Nothing Happens for a Reason
©2004 The Angst Guy
(theangstguy@yahoo.com)
Daria and associated
characters are ©2004 MTV Networks
Feedback (good, bad, indifferent, just want to
bother me, whatever) is appreciated. Please write to: theangstguy@yahoo.com
Synopsis: College freshmen Daria Morgendorffer and
Tom Sloane are together again, joyously happy and blissfully in love—until the
day she finds him in bed with a small zoo and Tiffany Blum-Deckler. You’ll
weep, you’ll cry, you’ll kiss ten minutes of your life goodbye when you read this unofficial sequel to
Mahna Mahna’s Daria/Tom shipper, “Everything Happens for a Reason.”
Author’s Notes: Everything ended so well in Mahna
Mahna’s story that I felt a little extra story was called for. You can read
Mahna Mahna’s story first, or you can just begin by assuming that once day,
Daria and Tom meet in Boston and make amends and start dating again and fall in
love with a little help from Cupid from Holiday Island, and then things really get fun! Unless you are a Daria/Tom
shipper, I mean. The following three parts are presented in the order they were
offered on PPMB, after Mahna Mahna’s tale.

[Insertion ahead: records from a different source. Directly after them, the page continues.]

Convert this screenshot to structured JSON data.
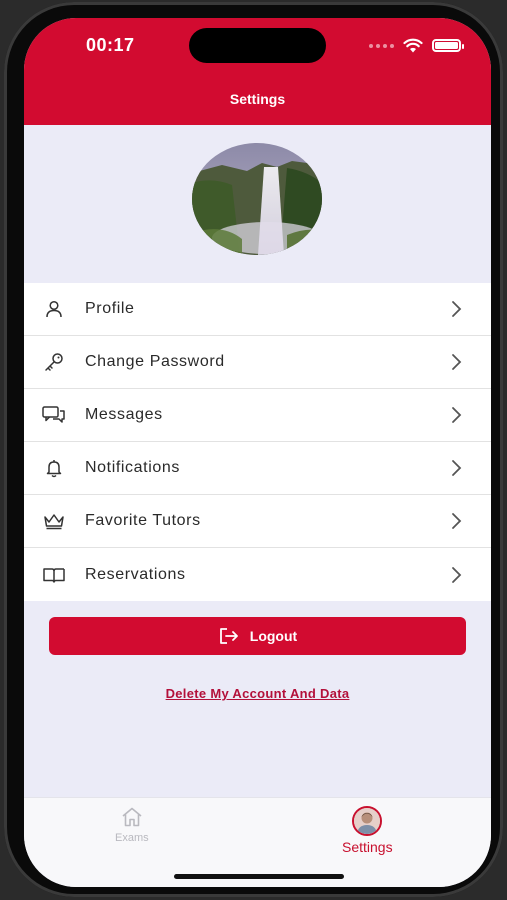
{
  "status_bar": {
    "time": "00:17"
  },
  "header": {
    "title": "Settings"
  },
  "menu": {
    "items": [
      {
        "label": "Profile",
        "icon": "person-icon"
      },
      {
        "label": "Change Password",
        "icon": "key-icon"
      },
      {
        "label": "Messages",
        "icon": "chat-bubbles-icon"
      },
      {
        "label": "Notifications",
        "icon": "bell-icon"
      },
      {
        "label": "Favorite Tutors",
        "icon": "crown-icon"
      },
      {
        "label": "Reservations",
        "icon": "open-book-icon"
      }
    ]
  },
  "logout": {
    "label": "Logout",
    "icon": "logout-icon"
  },
  "delete_account": {
    "label": "Delete My Account And Data"
  },
  "tabbar": {
    "tabs": [
      {
        "label": "Exams",
        "icon": "home-icon",
        "active": false
      },
      {
        "label": "Settings",
        "icon": "avatar-icon",
        "active": true
      }
    ]
  },
  "colors": {
    "brand": "#d20b30",
    "background": "#ebebf7",
    "tab_inactive": "#b9b9bf"
  }
}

Acknowledgements: Thanks to Mahna Mahna for being
such a good sport and not having me assassinated, so far. Thanks also to Robert
Nowall for his immortal contribution to Daria fanfic, appearing herein.
*
THE POSTSCRIPT
Daria Morgendorffer was walking on
air when she arrived at Tom Sloane’s apartment. Nothing would ever go wrong
again. She was doing well at Boston’s Raft College, Tom was again her boyfriend,
and the artful Jane Lane was still her best friend. Life was perfect. Home from
classes early today, Daria hoped to show Tom the new self-defense device she’d
purchased and maybe get a little loving in to celebrate—but she couldn’t find
Tom anywhere.
“Tom? Damn, where is he?” Daria reached down and opened the apartment’s
bedroom door, walking in. “Tom? TOM!”
“Daria!”
Tom shouted, pulling the covers up, but not fast enough to hide the golden
retriever, the goat, the hamster, and Tiffany Blum-Deckler.
“Does
this goat make me look faaat?” Tiffany asked, just as Daria pulled out her
shiny new .357 and opened fire.
THE
FOLLOW-UP
The
next day, unaware that anything had gone wrong, Jane Lane appeared at the
restaurant where she was meeting Daria for pizza. She was looking over the list
of appetizers and was ready to order six of them when someone cleared her
throat. Jane looked over the top of the menu—
—and
frowned. “What the hell are you going here?” she asked.
“Did you
order yet?” said Veronica. She took the seat next to Jane.
“That’s
reserved for Daria!” said Jane. “Buzz off! You don’t even exist!”
“The pot’s
calling the kettle black again,” said Veronica. “Hey, does this place have
barbecue wings?”
“Where’s
Daria?”
“In the
pokey, about to do hard time for giving Tom and Tiffany Blum-Deckler lead
poisoning. Shame about the dog and the goat.”
Jane
stared at the younger near-copy of Quinn. “You’re joking.”
“No. They
had a hamster, too.”
Jane made
a face. “Eww.”
“Eww,
indeed. So, do they have wings?”
After a
pause, Jane consulted the menu. “Yeah. So, no more Daria?”
“Well,
there’s visitation.”
“Yeah,
but Kinsington Reformatory is a long drive from here. You like the garbage
pizza?”
“Sure.
Wanna be my partner in crime? Walk around Boston and make sarcastic comments on
everything? Go out for pizza again and again?”
“Veronica,
assuming you do exist, you’re still in high school.”
“I can
drive up on weekends. Got my permit.”
Jane
sighed and put down the menu. “Okay. Just don’t tell your sister about this.”
“Thirty
years to life. Don’t worry about it.”
“Hokey-dokey.”
And they
were happily sarcastic ever after.
THE SEQUEL
Eight
long, eventful months passed.
A knock
sounded at the apartment door of Jane Lane, sophomore BFAC student. After a
pause to spit out the mouthful of bagel-and-cream-cheese sandwich she was
chewing on, Jane headed over to answer it. “Coming!” she shouted. “Hang on!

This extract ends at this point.